Q: What to do when sent a threatening letter based on inaccurate citing of code?
I just received a letter from our City Attorney regarding a city-owned vacant property I had a Right Of Entry to. It expired, COVID19 kicked in and I haven't been able to locate a new space. The cost for moving (heavy equipment etc) would be thousands of dollars and economic suicide for me to move it anywhere temporarily.
The letter cites CA Civil Code procedures related to Residential - this is Commercial and the Chapter specifically says This does dot apply to commercial properties. I have not been served an Eviction Notice just the following threat: "Therefore, the purpose of this letter is to inform you that if you do not remove all of your personal property from the premises by July 5, 2020, the City will proceed to sell it. We will subsequently notify you of the date and time of the public sale."
I am at a loss on how to proceed other than the standard reply "Lawyer Up!" What would you do?

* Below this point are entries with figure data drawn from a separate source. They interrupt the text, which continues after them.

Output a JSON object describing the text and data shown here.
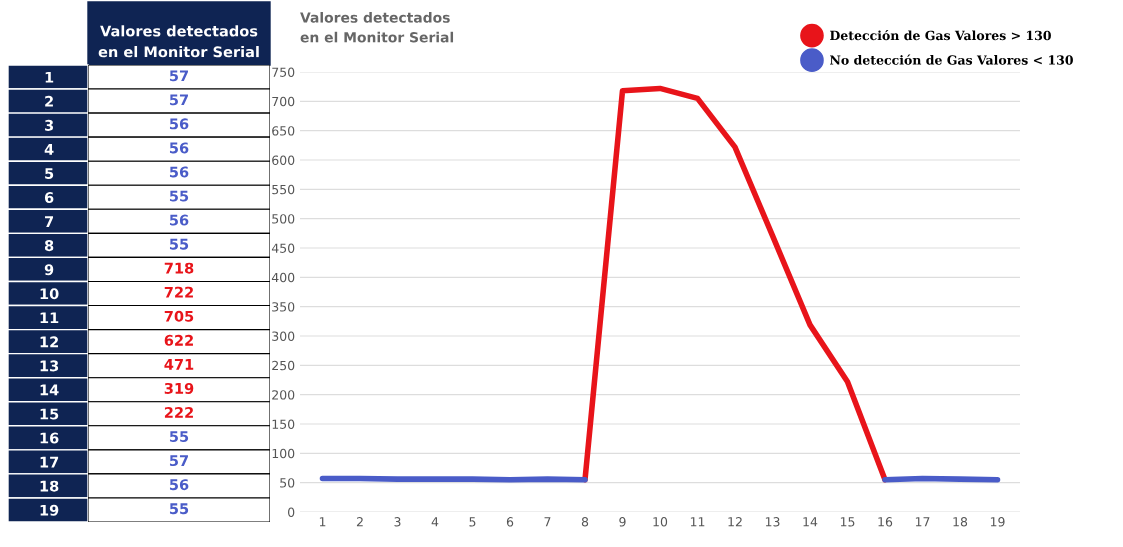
{
  "chart_data": [
    {
      "type": "heatmap",
      "categories": [
        "Valores detectados\nen el Monitor Serial"
      ],
      "y_categories": [
        "1",
        "2",
        "3",
        "4",
        "5",
        "6",
        "7",
        "8",
        "9",
        "10",
        "11",
        "12",
        "13",
        "14",
        "15",
        "16",
        "17",
        "18",
        "19"
      ],
      "cells": [
        [
          57
        ],
        [
          57
        ],
        [
          56
        ],
        [
          56
        ],
        [
          56
        ],
        [
          55
        ],
        [
          56
        ],
        [
          55
        ],
        [
          718
        ],
        [
          722
        ],
        [
          705
        ],
        [
          622
        ],
        [
          471
        ],
        [
          319
        ],
        [
          222
        ],
        [
          55
        ],
        [
          57
        ],
        [
          56
        ],
        [
          55
        ]
      ],
      "data_labels": true
    },
    {
      "type": "line",
      "title": "Valores detectados\nen el Monitor Serial",
      "categories": [
        "1",
        "2",
        "3",
        "4",
        "5",
        "6",
        "7",
        "8",
        "9",
        "10",
        "11",
        "12",
        "13",
        "14",
        "15",
        "16",
        "17",
        "18",
        "19"
      ],
      "series": [
        {
          "name": "Detección de Gas Valores > 130",
          "color": "#e8141a",
          "values": [
            null,
            null,
            null,
            null,
            null,
            null,
            null,
            55,
            718,
            722,
            705,
            622,
            471,
            319,
            222,
            55,
            null,
            null,
            null
          ]
        },
        {
          "name": "No detección de Gas Valores < 130",
          "color": "#4a5cc8",
          "values": [
            57,
            57,
            56,
            56,
            56,
            55,
            56,
            55,
            null,
            null,
            null,
            null,
            null,
            null,
            null,
            55,
            57,
            56,
            55
          ]
        }
      ],
      "ylim": [
        0,
        750
      ],
      "yticks": [
        0,
        50,
        100,
        150,
        200,
        250,
        300,
        350,
        400,
        450,
        500,
        550,
        600,
        650,
        700,
        750
      ],
      "grid": "y",
      "legend": "top right",
      "marker": "none",
      "line_style": "solid"
    }
  ]
}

Unlike a criminal complaint, a letter from a City Attorney does not have to accurately cite the section they are claiming applies. But the real answer, you already know, Lawyer up! A response from you will be unlikely to carry weight, and once the City sells your property for $0.05 on the dollar, you won't get it back. Contact a real property attorney in your local area, particularly one that practices in the area of Commercial Tenant Rights or Government Claims.